Faire confiance à l’intelligence

Toutes les nobles intentions du monde ne prémunissent évidemment pas contre d’occasionnels dommages collatéraux. Comment savoir si un spectateur s’esclaffe pour les bonnes raisons ou parce que le stéréotype représenté derrière le micro nourrit ses préjugés ? Neev soupire. « Je ne peux pas aller dans la tête de tous et leur demander : “Pourquoi t’as ri ?” Tout ce que je sais, c’est que ma démarche est bienveillante. Si quelqu’un écoute du jazz parce que c’est extraordinaire sur le plan musical et qu’un autre l’écoute pour prendre de la coke, ce n’est pas le problème du gars qui joue de la trompette. »

« Il faut faire confiance à l’intelligence du public, ajoute Christelle Paré. Les gens ne sont pas tous racistes, hein ? Le public québécois est inondé d’humour et il est de plus en plus connaisseur, de plus en plus difficile à surprendre. »
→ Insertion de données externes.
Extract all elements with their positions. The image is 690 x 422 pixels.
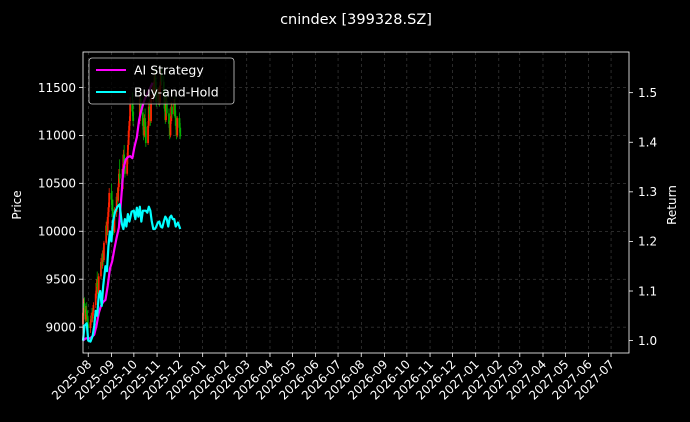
candle-body [123, 154, 126, 167]
candle-body [127, 130, 130, 145]
candle-body [168, 113, 170, 124]
y-tick-label-right: 1.0 [638, 334, 657, 348]
y-tick-label-right: 1.3 [638, 185, 657, 199]
candle-body [118, 173, 120, 188]
candle-body [128, 121, 131, 131]
candle-body [129, 104, 132, 122]
candle-body [105, 225, 108, 243]
candle-body [106, 216, 109, 233]
candle-body [96, 283, 99, 287]
candle-body [126, 144, 129, 157]
candle-body [100, 261, 102, 277]
candle-body [103, 242, 105, 261]
candle-body [110, 192, 113, 200]
candle-body [91, 311, 94, 319]
legend-label-buy-and-hold: Buy-and-Hold [134, 85, 219, 100]
chart-title: cnindex [399328.SZ] [280, 12, 432, 28]
series-lines [81, 82, 182, 343]
candle-body [176, 118, 179, 136]
candle-body [89, 322, 92, 329]
candle-body [179, 127, 182, 137]
y-tick-label-left: 11500 [38, 81, 76, 95]
candle-body [165, 100, 168, 114]
candle-body [97, 276, 100, 295]
candle-body [83, 303, 86, 308]
candle-body [95, 283, 98, 294]
y-axis-label-right: Return [665, 185, 679, 225]
candle-body [178, 118, 181, 128]
y-tick-label-left: 11000 [38, 129, 76, 143]
candle-body [147, 125, 149, 144]
candle-body [131, 104, 134, 112]
series-line-buy-and-hold [81, 203, 182, 343]
series-line-ai-strategy [82, 82, 154, 342]
y-tick-label-left: 9000 [45, 320, 76, 334]
y-tick-label-left: 10500 [38, 177, 76, 191]
candle-body [92, 305, 95, 312]
legend: AI Strategy Buy-and-Hold [88, 57, 235, 105]
y-tick-label-right: 1.1 [638, 284, 657, 298]
candle-body [117, 187, 120, 201]
candle-body [113, 212, 116, 232]
candle-body [115, 196, 118, 213]
candle-body [144, 126, 147, 144]
candle-body [111, 199, 114, 210]
legend-label-ai-strategy: AI Strategy [134, 63, 204, 78]
candle-body [123, 166, 126, 174]
candle-body [174, 102, 176, 117]
candle-body [148, 106, 151, 115]
candle-body [85, 309, 88, 315]
candle-body [150, 98, 152, 122]
candle-body [132, 111, 135, 122]
candle-body [169, 121, 172, 136]
candle-body [174, 116, 177, 126]
candle-body [108, 192, 111, 208]
plot-frame [82, 51, 630, 354]
candle-body [86, 315, 89, 325]
candle-body [126, 156, 129, 174]
candle-body [94, 293, 97, 306]
y-tick-label-right: 1.5 [638, 86, 657, 100]
y-axis-label-left: Price [10, 190, 24, 219]
candle-body [171, 106, 173, 115]
candle-body [147, 106, 150, 126]
candle-body [118, 173, 121, 179]
candle-body [107, 207, 110, 217]
y-tick-label-right: 1.2 [638, 235, 657, 249]
candle-body [112, 209, 114, 217]
candle-body [90, 315, 93, 323]
candle-body [144, 118, 146, 127]
y-tick-label-left: 10000 [38, 225, 76, 239]
candle-body [141, 112, 144, 126]
y-tick-label-right: 1.4 [638, 136, 657, 150]
y-tick-label-left: 9500 [45, 272, 76, 286]
candle-body [87, 324, 90, 329]
candle-body [139, 98, 142, 113]
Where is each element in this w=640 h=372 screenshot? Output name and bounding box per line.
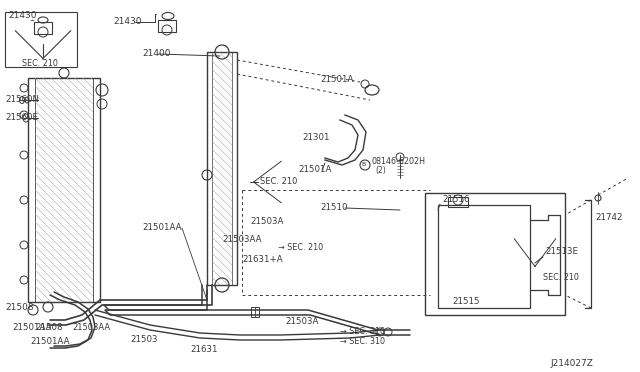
Text: 21501A: 21501A <box>320 76 353 84</box>
Bar <box>425 193 565 315</box>
Text: 21503: 21503 <box>130 336 157 344</box>
Text: 21501AA: 21501AA <box>142 224 182 232</box>
Text: 21513E: 21513E <box>545 247 578 257</box>
Text: B: B <box>361 163 365 167</box>
Bar <box>207 52 237 285</box>
Text: 21430: 21430 <box>8 12 36 20</box>
Text: 21508: 21508 <box>5 304 34 312</box>
Text: 21516: 21516 <box>442 196 470 205</box>
Text: 21503A: 21503A <box>285 317 318 327</box>
Text: 21503AA: 21503AA <box>222 235 262 244</box>
Text: 21631: 21631 <box>190 346 218 355</box>
Text: 21503A: 21503A <box>250 218 284 227</box>
Text: 21515: 21515 <box>452 298 479 307</box>
Bar <box>5 12 77 67</box>
Text: SEC. 210: SEC. 210 <box>543 273 579 282</box>
Text: 21301: 21301 <box>302 134 330 142</box>
Text: 21631+A: 21631+A <box>242 256 283 264</box>
Text: → SEC. 210: → SEC. 210 <box>278 244 323 253</box>
Text: 21501A: 21501A <box>298 166 332 174</box>
Text: SEC. 210: SEC. 210 <box>260 177 298 186</box>
Text: 21430: 21430 <box>113 17 141 26</box>
Bar <box>438 205 530 308</box>
Text: → SEC. 310: → SEC. 310 <box>340 327 385 337</box>
Text: 21503AA: 21503AA <box>72 324 110 333</box>
Text: 08146-6202H: 08146-6202H <box>372 157 426 167</box>
Bar <box>28 78 100 302</box>
Text: 21501AA: 21501AA <box>12 324 51 333</box>
Text: 21742: 21742 <box>595 214 623 222</box>
Text: → SEC. 310: → SEC. 310 <box>340 337 385 346</box>
Text: 21560N: 21560N <box>5 96 39 105</box>
Text: (2): (2) <box>375 166 386 174</box>
Text: 21510: 21510 <box>320 203 348 212</box>
Bar <box>34 22 52 34</box>
Bar <box>158 20 176 32</box>
Text: SEC. 210: SEC. 210 <box>22 60 58 68</box>
Bar <box>251 307 259 317</box>
Text: 21508: 21508 <box>35 324 63 333</box>
Text: 21400: 21400 <box>142 49 170 58</box>
Text: J214027Z: J214027Z <box>550 359 593 369</box>
Bar <box>448 197 468 207</box>
Text: 21501AA: 21501AA <box>30 337 70 346</box>
Text: 21560E: 21560E <box>5 113 38 122</box>
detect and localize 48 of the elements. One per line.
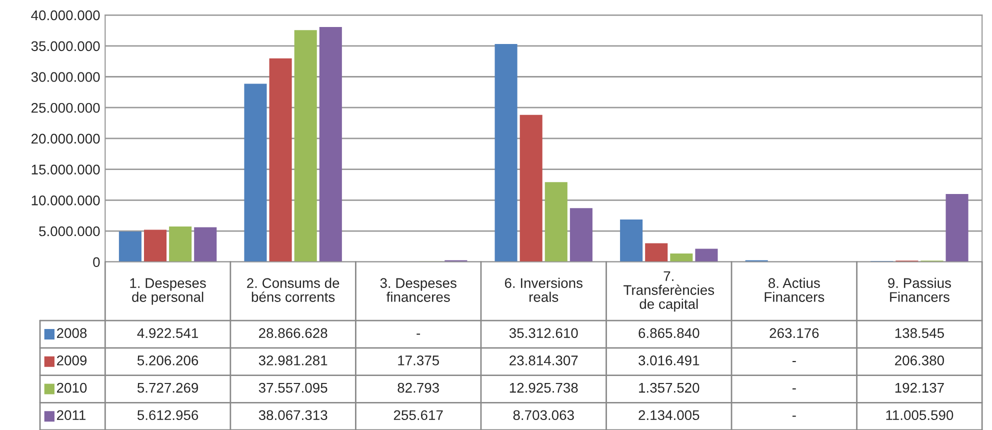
data-label: 28.866.628 (259, 328, 328, 338)
data-label: 6.865.840 (638, 328, 700, 338)
x-tick-label: 3. Despeses financeres (380, 278, 456, 302)
x-tick-label: 8. Actius Financers (764, 278, 824, 302)
text: - (792, 360, 796, 362)
data-label: 82.793 (398, 382, 439, 393)
data-label: 37.557.095 (258, 382, 328, 393)
data-label: 3.016.491 (638, 356, 700, 366)
legend-label: 2008 (56, 328, 87, 338)
y-tick-label: 30.000.000 (31, 72, 100, 82)
y-tick-label: 10.000.000 (32, 196, 100, 206)
legend-label: 2010 (56, 382, 87, 393)
x-tick-label: 2. Consums de béns corrents (247, 278, 340, 302)
data-label: 4.922.541 (137, 328, 198, 338)
data-label: 192.137 (895, 382, 944, 393)
data-label: 23.814.307 (510, 356, 578, 366)
data-label: 2.134.005 (638, 410, 700, 420)
text: - (792, 388, 796, 390)
legend-label: 2011 (56, 410, 86, 420)
data-label: 38.067.313 (258, 410, 328, 420)
x-tick-label: 6. Inversions reals (504, 278, 582, 302)
x-tick-label: 7. Transferències de capital (624, 271, 714, 312)
y-tick-label: 0 (93, 257, 100, 268)
y-tick-label: 5.000.000 (39, 226, 100, 236)
y-tick-label: 40.000.000 (31, 10, 100, 20)
x-tick-label: 9. Passius Financers (888, 278, 951, 302)
data-label: 12.925.738 (510, 382, 578, 393)
legend-label: 2009 (56, 356, 87, 366)
data-label: 5.206.206 (137, 356, 198, 366)
data-label: 35.312.610 (509, 328, 578, 338)
data-label: 17.375 (398, 356, 439, 366)
text: - (792, 416, 796, 417)
data-label: 255.617 (394, 410, 443, 420)
x-tick-label: 1. Despeses de personal (130, 278, 206, 305)
y-tick-label: 35.000.000 (31, 41, 100, 52)
text: - (416, 334, 420, 335)
data-label: 32.981.281 (258, 356, 328, 366)
data-label: 5.612.956 (137, 410, 198, 420)
data-label: 8.703.063 (513, 410, 574, 420)
data-label: 206.380 (895, 356, 944, 366)
data-label: 138.545 (895, 328, 944, 338)
data-label: 11.005.590 (886, 410, 954, 420)
data-label: 1.357.520 (639, 382, 700, 393)
y-tick-label: 15.000.000 (32, 164, 100, 174)
data-label: 263.176 (770, 328, 819, 338)
y-tick-label: 20.000.000 (31, 134, 100, 144)
data-label: 5.727.269 (137, 382, 198, 393)
y-tick-label: 25.000.000 (31, 102, 100, 113)
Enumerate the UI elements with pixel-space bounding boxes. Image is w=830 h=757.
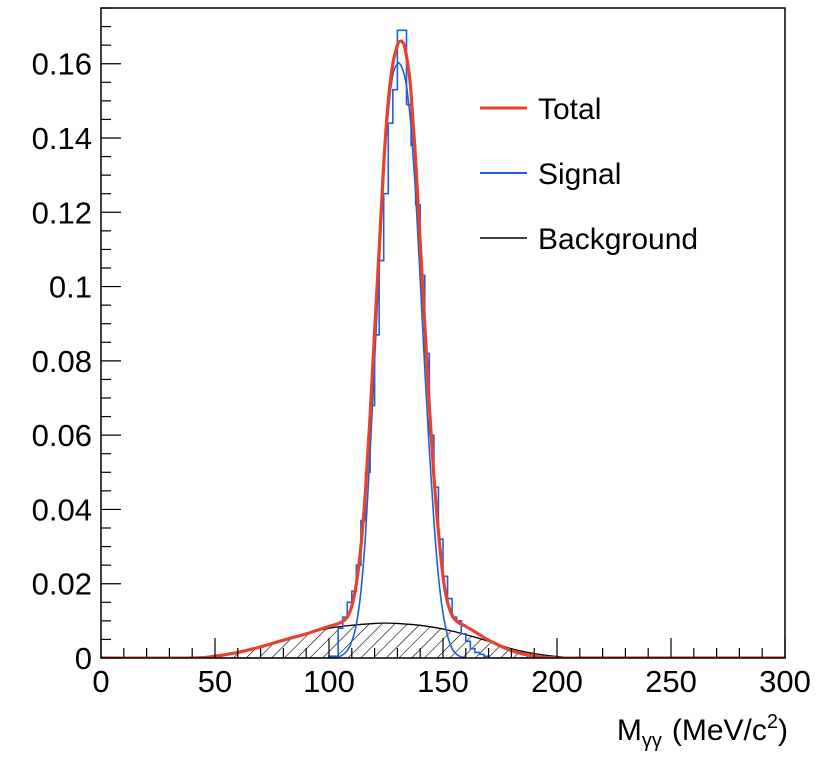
y-tick-label: 0 (75, 641, 92, 676)
legend-label-background: Background (538, 223, 698, 256)
y-tick-label: 0.16 (32, 47, 92, 82)
x-tick-label: 150 (417, 664, 469, 699)
background-fill (192, 623, 580, 658)
y-tick-label: 0.08 (32, 344, 92, 379)
legend: Total Signal Background (480, 93, 698, 256)
signal-curve (328, 61, 466, 658)
x-axis-title-sub: γγ (642, 730, 662, 752)
x-tick-label: 250 (645, 664, 697, 699)
x-axis-title: Mγγ (MeV/c2) (617, 711, 788, 752)
legend-label-signal: Signal (538, 158, 621, 191)
x-tick-label: 100 (303, 664, 355, 699)
x-axis-title-rest: (MeV/c (672, 714, 767, 747)
x-axis-title-close: ) (778, 714, 788, 747)
legend-label-total: Total (538, 93, 601, 126)
y-tick-label: 0.12 (32, 195, 92, 230)
y-tick-label: 0.06 (32, 418, 92, 453)
y-tick-label: 0.1 (49, 270, 92, 305)
y-tick-label: 0.02 (32, 567, 92, 602)
axes: 0 50 100 150 200 250 300 0 0.02 0.04 0.06 0.08 0.1 0.… (32, 7, 811, 699)
x-axis-title-main: M (617, 714, 642, 747)
x-tick-label: 50 (198, 664, 232, 699)
x-tick-label: 200 (531, 664, 583, 699)
total-curve (101, 39, 785, 658)
x-tick-label: 0 (92, 664, 109, 699)
y-tick-label: 0.04 (32, 492, 92, 527)
plot-area (101, 29, 785, 658)
y-tick-label: 0.14 (32, 121, 92, 156)
x-axis-title-sup: 2 (767, 711, 778, 733)
x-tick-label: 300 (759, 664, 811, 699)
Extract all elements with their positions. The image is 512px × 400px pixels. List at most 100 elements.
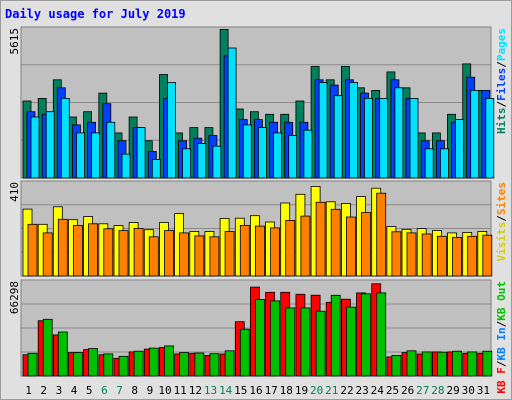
bar-sites bbox=[88, 223, 98, 277]
bar-sites bbox=[482, 234, 493, 277]
x-tick-label: 31 bbox=[477, 384, 490, 397]
bar-sites bbox=[194, 235, 205, 277]
x-axis-labels: 1 2 3 4 5 6 7 8 9 10 11 12 13 14 15 16 17 18 19 20 21 22 23 24 2… bbox=[25, 384, 490, 397]
x-tick-label: 3 bbox=[56, 384, 63, 397]
x-tick-label: 14 bbox=[219, 384, 233, 397]
bar-kb-out bbox=[239, 328, 250, 377]
bar-pages bbox=[227, 47, 237, 179]
bar-kb-out bbox=[42, 318, 53, 377]
legend-item: Pages bbox=[495, 28, 508, 61]
series-kb-out bbox=[27, 292, 493, 377]
bar-kb-out bbox=[73, 352, 83, 377]
bar-pages bbox=[273, 132, 283, 179]
bar-pages bbox=[91, 132, 100, 179]
bar-pages bbox=[76, 132, 85, 179]
bar-sites bbox=[103, 228, 114, 277]
x-tick-label: 23 bbox=[355, 384, 368, 397]
bar-pages bbox=[364, 98, 373, 179]
legend-item: / bbox=[495, 101, 508, 108]
bar-kb-out bbox=[148, 347, 159, 377]
bar-kb-out bbox=[482, 350, 493, 377]
bar-sites bbox=[391, 231, 402, 277]
x-tick-label: 6 bbox=[101, 384, 108, 397]
panel-visits-sites: 410 Visits/Sites bbox=[8, 180, 508, 277]
bar-sites bbox=[254, 225, 265, 277]
bar-pages bbox=[303, 129, 313, 179]
bar-sites bbox=[452, 236, 462, 277]
legend-item: Hits bbox=[495, 108, 508, 135]
bar-kb-out bbox=[391, 354, 402, 377]
legend-item: / bbox=[495, 320, 508, 327]
bar-kb-out bbox=[194, 352, 205, 377]
bar-sites bbox=[467, 235, 478, 277]
bar-pages bbox=[348, 82, 358, 179]
bar-sites bbox=[148, 236, 159, 277]
bar-kb-out bbox=[118, 355, 129, 377]
y-max-label: 410 bbox=[8, 182, 21, 202]
bar-pages bbox=[333, 95, 343, 179]
series-pages bbox=[30, 47, 495, 179]
bar-kb-out bbox=[57, 331, 68, 377]
bar-kb-out bbox=[209, 353, 220, 377]
x-tick-label: 16 bbox=[249, 384, 262, 397]
bar-kb-out bbox=[330, 294, 341, 377]
x-tick-label: 15 bbox=[234, 384, 247, 397]
bar-pages bbox=[485, 98, 495, 179]
bar-kb-out bbox=[345, 306, 356, 377]
bar-pages bbox=[470, 90, 480, 179]
bar-kb-out bbox=[467, 351, 478, 377]
bar-pages bbox=[197, 143, 207, 179]
x-tick-label: 30 bbox=[462, 384, 475, 397]
bar-sites bbox=[285, 219, 296, 277]
bar-sites bbox=[300, 215, 311, 277]
bar-kb-out bbox=[315, 310, 326, 377]
x-tick-label: 11 bbox=[174, 384, 187, 397]
chart-title: Daily usage for July 2019 bbox=[5, 7, 186, 21]
legend: Visits/Sites bbox=[495, 182, 508, 262]
legend-item: / bbox=[495, 61, 508, 68]
legend-item: KB Out bbox=[495, 281, 508, 321]
bar-pages bbox=[182, 148, 192, 179]
bar-kb-out bbox=[300, 307, 311, 377]
bar-sites bbox=[164, 230, 174, 277]
bar-pages bbox=[257, 127, 267, 179]
x-tick-label: 7 bbox=[116, 384, 123, 397]
x-tick-label: 8 bbox=[131, 384, 138, 397]
legend-item: / bbox=[495, 360, 508, 367]
bar-pages bbox=[242, 124, 252, 179]
x-tick-label: 17 bbox=[265, 384, 278, 397]
bar-kb-out bbox=[88, 348, 98, 377]
bar-sites bbox=[179, 232, 190, 277]
x-tick-label: 12 bbox=[189, 384, 202, 397]
bar-kb-out bbox=[421, 351, 432, 377]
x-tick-label: 1 bbox=[25, 384, 32, 397]
x-tick-label: 5 bbox=[86, 384, 93, 397]
legend-item: / bbox=[495, 215, 508, 222]
bar-pages bbox=[60, 98, 70, 179]
bar-sites bbox=[270, 227, 281, 277]
bar-sites bbox=[73, 224, 83, 277]
x-tick-label: 28 bbox=[431, 384, 444, 397]
bar-sites bbox=[133, 227, 144, 277]
x-tick-label: 20 bbox=[310, 384, 323, 397]
bar-kb-out bbox=[164, 345, 174, 377]
bar-sites bbox=[345, 216, 356, 277]
x-tick-label: 22 bbox=[340, 384, 353, 397]
legend-item: KB F bbox=[495, 367, 508, 394]
x-tick-label: 27 bbox=[416, 384, 429, 397]
bar-kb-out bbox=[133, 350, 144, 377]
legend-item: Visits bbox=[495, 222, 508, 262]
bar-kb-out bbox=[179, 352, 190, 377]
legend: KB F/KB In/KB Out bbox=[495, 281, 508, 394]
bar-sites bbox=[42, 232, 53, 277]
bar-pages bbox=[30, 116, 40, 179]
bar-sites bbox=[315, 201, 326, 277]
bar-pages bbox=[212, 145, 222, 179]
bar-kb-out bbox=[270, 300, 281, 377]
bar-sites bbox=[118, 230, 129, 277]
bar-kb-out bbox=[254, 298, 265, 377]
x-tick-label: 9 bbox=[147, 384, 154, 397]
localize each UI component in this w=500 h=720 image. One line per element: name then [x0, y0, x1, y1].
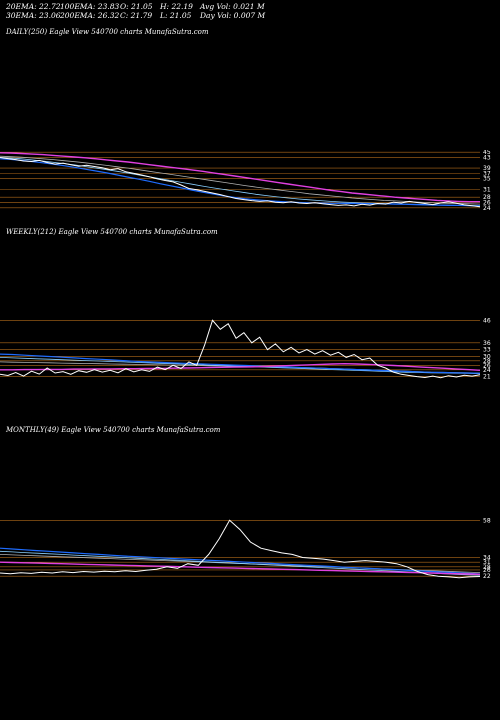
- monthly-ema-200-line: [0, 561, 481, 575]
- daily-y-tick-label: 28: [483, 194, 491, 201]
- weekly-y-tick-label: 46: [483, 318, 491, 324]
- daily-y-tick-label: 26: [483, 199, 491, 206]
- monthly-y-tick-label: 26: [483, 567, 491, 574]
- ema20-stat: 20EMA: 22.72: [6, 2, 61, 11]
- daily-y-tick-label: 37: [483, 170, 491, 177]
- ema100-stat: 100EMA: 23.83: [60, 2, 120, 11]
- open-stat: O: 21.05: [120, 2, 153, 11]
- low-stat: L: 21.05: [160, 11, 192, 20]
- daily-panel-label: DAILY(250) Eagle View 540700 charts Muna…: [6, 28, 209, 36]
- daily-y-tick-label: 35: [483, 176, 491, 183]
- high-stat: H: 22.19: [160, 2, 193, 11]
- weekly-panel-label: WEEKLY(212) Eagle View 540700 charts Mun…: [6, 228, 218, 236]
- weekly-y-tick-label: 24: [483, 367, 491, 374]
- monthly-ema-mid-line: [0, 550, 481, 576]
- close-stat: C: 21.79: [120, 11, 153, 20]
- monthly-y-tick-label: 31: [483, 559, 491, 566]
- daily-y-tick-label: 31: [483, 186, 491, 193]
- weekly-y-tick-label: 26: [483, 362, 491, 369]
- weekly-y-tick-label: 21: [483, 374, 491, 380]
- daily-y-tick-label: 39: [483, 165, 491, 172]
- monthly-y-tick-label: 28: [483, 564, 491, 571]
- weekly-price-line: [0, 319, 481, 379]
- monthly-y-tick-label: 58: [483, 518, 491, 524]
- weekly-ema-200-line: [0, 362, 481, 371]
- stats-header: 20EMA: 22.72 100EMA: 23.83 O: 21.05 H: 2…: [0, 0, 500, 22]
- daily-ema-200-line: [0, 152, 480, 203]
- weekly-y-tick-label: 36: [483, 340, 491, 347]
- monthly-panel-label: MONTHLY(49) Eagle View 540700 charts Mun…: [6, 426, 221, 434]
- weekly-ema-mid-line: [0, 357, 481, 375]
- ema200-stat: 200EMA: 26.32: [60, 11, 120, 20]
- monthly-y-tick-label: 34: [483, 555, 491, 562]
- monthly-y-tick-label: 22: [483, 573, 491, 580]
- daily-y-tick-label: 43: [483, 155, 491, 162]
- weekly-ema-fast-line: [0, 353, 481, 374]
- daily-price-line: [0, 157, 481, 208]
- weekly-y-tick-label: 33: [483, 347, 491, 354]
- ema30-stat: 30EMA: 23.06: [6, 11, 61, 20]
- avg-vol-stat: Avg Vol: 0.021 M: [200, 2, 265, 11]
- monthly-ema-fast-line: [0, 547, 481, 575]
- daily-ema-fast-line: [0, 158, 481, 207]
- weekly-y-tick-label: 30: [483, 353, 491, 360]
- monthly-price-line: [0, 519, 481, 579]
- day-vol-stat: Day Vol: 0.007 M: [200, 11, 266, 20]
- daily-y-tick-label: 24: [483, 205, 491, 210]
- weekly-y-tick-label: 28: [483, 358, 491, 365]
- daily-y-tick-label: 45: [483, 150, 491, 156]
- daily-ema-slow-line: [0, 155, 481, 205]
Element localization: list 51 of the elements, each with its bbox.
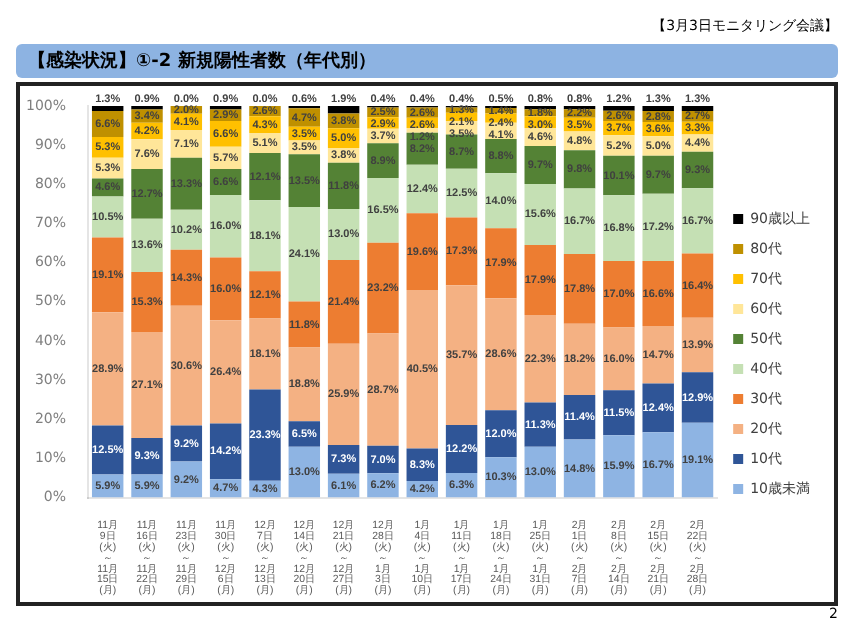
bar: [91, 106, 124, 112]
bar: [642, 106, 674, 112]
bar: [563, 188, 596, 255]
bar: [367, 242, 399, 334]
bar: [642, 326, 674, 384]
bar: [367, 333, 399, 446]
bar: [406, 127, 438, 133]
bar: [642, 193, 674, 262]
bar: [209, 194, 242, 258]
bar: [367, 178, 399, 243]
bar: [603, 195, 635, 262]
bar: [249, 271, 281, 319]
bar: [563, 254, 596, 324]
bar: [406, 213, 438, 291]
bar: [524, 315, 556, 403]
bar: [603, 261, 635, 328]
bar: [91, 237, 124, 313]
bar: [485, 298, 517, 411]
bar: [603, 327, 635, 391]
bar: [131, 169, 163, 219]
bar: [681, 422, 714, 498]
bar: [288, 207, 321, 302]
bar: [485, 173, 517, 229]
chart-title: 【感染状況】①-2 新規陽性者数（年代別）: [16, 44, 838, 78]
bar: [485, 228, 517, 299]
bar: [131, 272, 163, 332]
bar: [170, 305, 203, 426]
bar: [642, 261, 674, 327]
bar: [485, 410, 517, 458]
bar: [563, 323, 596, 395]
bar: [406, 290, 438, 449]
bar: [327, 343, 360, 446]
bar: [327, 106, 360, 114]
bar: [91, 312, 124, 426]
bar: [327, 259, 360, 344]
bar: [445, 285, 478, 426]
bar: [249, 389, 281, 481]
bar: [603, 390, 635, 436]
bar: [642, 432, 674, 498]
bar: [524, 245, 556, 316]
bar: [681, 188, 714, 254]
bar: [603, 435, 635, 498]
bar: [288, 347, 321, 422]
bar: [249, 318, 281, 390]
bar: [131, 218, 163, 273]
bar: [642, 155, 674, 194]
bar: [681, 106, 714, 112]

Alors, pourquoi continuer d’associer un humoriste à son origine, comme à l’Ethnic Show ? Ne devrait-on pas plutôt gommer ces différences au nom de l’inclusion ? « Quand tu es gai ou que tu appartiens à une minorité ethnique, tu es toujours perçu comme le gai de service [the token gay] ou l’ethnique de service, confie Matteo Lane. Et quand tu te retrouves dans cette position, c’est comme si tu devais toujours prouver que tu mérites ta place, que tu n’es pas là juste grâce à ta différence. Je suis fier d’être gai et italo-américain, mais je suis d’abord simplement un humoriste, et c’est ce que je sens pendant l’Ethnic Show : qu’on est juste des humoristes qui font un spectacle ensemble. »

Retirer le facteur ethnoculturel de l’équation comique, ce serait se priver d’un précieux outil aidant au vivre-ensemble. « L’humour est une des disciplines artistiques qui rassemblent le plus, rappelle Christelle Paré. Souligner certaines particularités culturelles, c’est aussi pouvoir se mettre dans les souliers de l’autre. »

The Ethnic Show

Le 21 juillet au Club Soda. Les 24, 25 et 26 juillet au MTelus.